Früher hatte David quasi für die Arbeit gelebt. Es war diese Einstellung, die Emi getötet hatte. Sein Egoismus, seine falschen Prioritäten. Aber jetzt war er sich sicher die richtigen Prioritäten zu setzen. Und Kittie war der unangefochtene Platz eins seiner Prioritätenliste.
Er hatte Kittie eine halbe Stunde lang versichert wie sehr er sie liebte, dass er sie immer beschützen würde. Dass sie das wichtigste für ihn war, dass sie eine Torte zum Geburtstag bekommen würde, koste es was es wolle. Aber sie hatte kaum richtig zugehört.

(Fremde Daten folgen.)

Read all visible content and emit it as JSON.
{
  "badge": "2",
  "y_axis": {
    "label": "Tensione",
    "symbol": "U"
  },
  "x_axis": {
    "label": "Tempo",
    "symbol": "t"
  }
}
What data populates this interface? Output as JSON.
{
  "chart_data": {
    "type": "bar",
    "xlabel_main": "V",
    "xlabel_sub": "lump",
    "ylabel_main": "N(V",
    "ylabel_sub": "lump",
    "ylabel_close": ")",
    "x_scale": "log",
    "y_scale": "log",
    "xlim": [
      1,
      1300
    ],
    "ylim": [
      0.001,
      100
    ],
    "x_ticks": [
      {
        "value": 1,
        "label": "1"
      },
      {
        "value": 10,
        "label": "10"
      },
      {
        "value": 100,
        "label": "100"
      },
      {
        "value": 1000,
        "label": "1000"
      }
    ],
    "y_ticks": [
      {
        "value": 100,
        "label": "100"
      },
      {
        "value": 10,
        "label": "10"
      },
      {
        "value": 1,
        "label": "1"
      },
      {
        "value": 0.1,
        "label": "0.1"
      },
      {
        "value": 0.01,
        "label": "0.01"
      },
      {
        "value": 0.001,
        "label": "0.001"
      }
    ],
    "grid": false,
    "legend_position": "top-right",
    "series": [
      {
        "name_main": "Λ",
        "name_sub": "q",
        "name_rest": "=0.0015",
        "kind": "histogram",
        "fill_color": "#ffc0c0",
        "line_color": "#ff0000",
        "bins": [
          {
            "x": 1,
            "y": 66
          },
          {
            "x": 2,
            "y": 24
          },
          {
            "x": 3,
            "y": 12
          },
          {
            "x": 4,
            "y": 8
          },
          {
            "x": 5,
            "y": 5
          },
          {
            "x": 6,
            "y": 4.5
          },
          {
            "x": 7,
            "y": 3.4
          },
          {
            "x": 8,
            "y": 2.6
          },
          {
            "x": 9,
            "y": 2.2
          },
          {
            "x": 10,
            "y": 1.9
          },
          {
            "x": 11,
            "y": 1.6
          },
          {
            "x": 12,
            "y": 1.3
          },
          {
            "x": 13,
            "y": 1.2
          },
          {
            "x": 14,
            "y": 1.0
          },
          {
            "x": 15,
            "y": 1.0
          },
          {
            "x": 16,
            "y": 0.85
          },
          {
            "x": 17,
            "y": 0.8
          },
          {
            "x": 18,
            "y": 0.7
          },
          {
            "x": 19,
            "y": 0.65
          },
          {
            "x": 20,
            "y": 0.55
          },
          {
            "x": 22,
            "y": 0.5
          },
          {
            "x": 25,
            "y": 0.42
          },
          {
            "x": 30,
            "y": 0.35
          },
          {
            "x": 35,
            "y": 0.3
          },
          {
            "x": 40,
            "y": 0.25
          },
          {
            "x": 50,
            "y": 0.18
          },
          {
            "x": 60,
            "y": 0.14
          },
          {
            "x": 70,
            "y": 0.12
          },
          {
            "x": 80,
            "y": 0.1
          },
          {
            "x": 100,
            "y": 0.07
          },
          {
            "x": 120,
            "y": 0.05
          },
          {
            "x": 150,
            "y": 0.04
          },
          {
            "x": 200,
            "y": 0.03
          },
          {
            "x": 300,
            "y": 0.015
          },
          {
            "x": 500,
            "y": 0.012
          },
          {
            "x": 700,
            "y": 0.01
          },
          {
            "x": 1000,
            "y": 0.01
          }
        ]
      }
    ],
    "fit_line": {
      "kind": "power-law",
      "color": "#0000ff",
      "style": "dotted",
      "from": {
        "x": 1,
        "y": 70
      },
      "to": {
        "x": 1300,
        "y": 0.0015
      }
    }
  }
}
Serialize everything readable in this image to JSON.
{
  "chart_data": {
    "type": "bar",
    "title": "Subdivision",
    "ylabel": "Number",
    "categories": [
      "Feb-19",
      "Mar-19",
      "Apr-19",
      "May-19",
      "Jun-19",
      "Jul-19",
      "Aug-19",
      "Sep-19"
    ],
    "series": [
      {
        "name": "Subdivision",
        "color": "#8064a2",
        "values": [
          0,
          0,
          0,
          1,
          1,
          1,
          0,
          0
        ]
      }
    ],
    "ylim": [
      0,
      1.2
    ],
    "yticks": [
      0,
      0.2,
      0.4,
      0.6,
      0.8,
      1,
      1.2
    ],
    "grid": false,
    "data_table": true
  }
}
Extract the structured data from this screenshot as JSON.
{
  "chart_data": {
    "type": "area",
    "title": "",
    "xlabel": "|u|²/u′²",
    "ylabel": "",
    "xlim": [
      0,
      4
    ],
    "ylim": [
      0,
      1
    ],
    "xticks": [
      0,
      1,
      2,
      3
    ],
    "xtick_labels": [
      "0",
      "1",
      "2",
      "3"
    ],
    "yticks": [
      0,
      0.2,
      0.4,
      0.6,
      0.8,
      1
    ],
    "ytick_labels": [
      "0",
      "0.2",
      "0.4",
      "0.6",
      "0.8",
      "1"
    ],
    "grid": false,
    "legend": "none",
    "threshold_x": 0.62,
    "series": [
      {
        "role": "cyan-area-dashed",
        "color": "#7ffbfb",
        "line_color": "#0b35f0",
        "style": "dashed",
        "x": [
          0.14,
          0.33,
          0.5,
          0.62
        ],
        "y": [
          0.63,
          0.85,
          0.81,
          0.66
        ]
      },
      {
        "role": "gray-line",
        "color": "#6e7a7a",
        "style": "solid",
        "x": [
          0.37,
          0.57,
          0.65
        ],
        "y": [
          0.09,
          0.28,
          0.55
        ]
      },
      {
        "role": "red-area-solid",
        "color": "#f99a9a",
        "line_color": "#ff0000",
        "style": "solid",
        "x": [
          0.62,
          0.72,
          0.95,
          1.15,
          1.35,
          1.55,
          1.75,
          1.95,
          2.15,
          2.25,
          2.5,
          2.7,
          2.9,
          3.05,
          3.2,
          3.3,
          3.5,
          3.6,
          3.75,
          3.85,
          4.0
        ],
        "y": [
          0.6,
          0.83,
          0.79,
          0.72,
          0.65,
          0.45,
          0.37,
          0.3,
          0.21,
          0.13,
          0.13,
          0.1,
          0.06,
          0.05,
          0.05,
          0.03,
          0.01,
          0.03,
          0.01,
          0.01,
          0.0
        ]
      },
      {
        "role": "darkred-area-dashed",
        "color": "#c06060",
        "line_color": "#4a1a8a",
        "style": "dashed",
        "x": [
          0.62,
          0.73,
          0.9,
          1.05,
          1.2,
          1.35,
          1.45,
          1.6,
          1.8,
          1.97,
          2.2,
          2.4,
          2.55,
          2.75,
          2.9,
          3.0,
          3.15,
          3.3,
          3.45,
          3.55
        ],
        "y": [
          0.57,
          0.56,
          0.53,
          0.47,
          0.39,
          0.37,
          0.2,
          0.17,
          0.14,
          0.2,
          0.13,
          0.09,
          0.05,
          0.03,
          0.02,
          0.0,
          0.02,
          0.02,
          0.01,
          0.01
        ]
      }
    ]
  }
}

David sah unsicher zu Kittie auf dem Beifahrersitz hinüber. Nun hatte sie schon seit geraumer Zeit kein Wort gesprochen. Sie sprach nicht mehr über den Unfall mit der Polizei. Sie schien nicht mal mehr wütend, stattdessen sah es aus als wäre sie gar nicht mehr wirklich hier. Kittie starrte aus dem Fenster, sie war blass wie eine Leiche, ihre Augen glasig und rot vom Weinen. „Kittie?"David wünschte sich die freche, aufgedrehte Kittie neben ihm zurück. Die verlangte, dass man den Sender wechselte, sobald ihr ein Lied nicht gefiel, die ihn aufzog und Witze machte. Er hoffte inständig sie wiederzubekommen. Sie antwortete nicht, aber drehte den Kopf zu ihm. „Möchtest du noch einen Schokoriegel?" „Nein." „Du bist aber sehr blass." er holte die Packung aus dem Handschuhfach. „Etwas zu essen ist gut für deinen Kreislauf. Willst du den letzten mit Erdbeere?" Er hielt ihr den Riegel hin. „Mit meinem Kreislauf ist alles okay." Sie nahm ihn trotzdem. Langsam wickelte sie das Papier ab, knüllte es zusammen, öffnete den Mülleimer und warf es hinein. Noch vor ein paar Stunden hatte sie das Papier eines Erdbeerriegels vergnügt an die Decke geworfen, um ihn zu ärgern. Der Moment schien Jahre entfernt.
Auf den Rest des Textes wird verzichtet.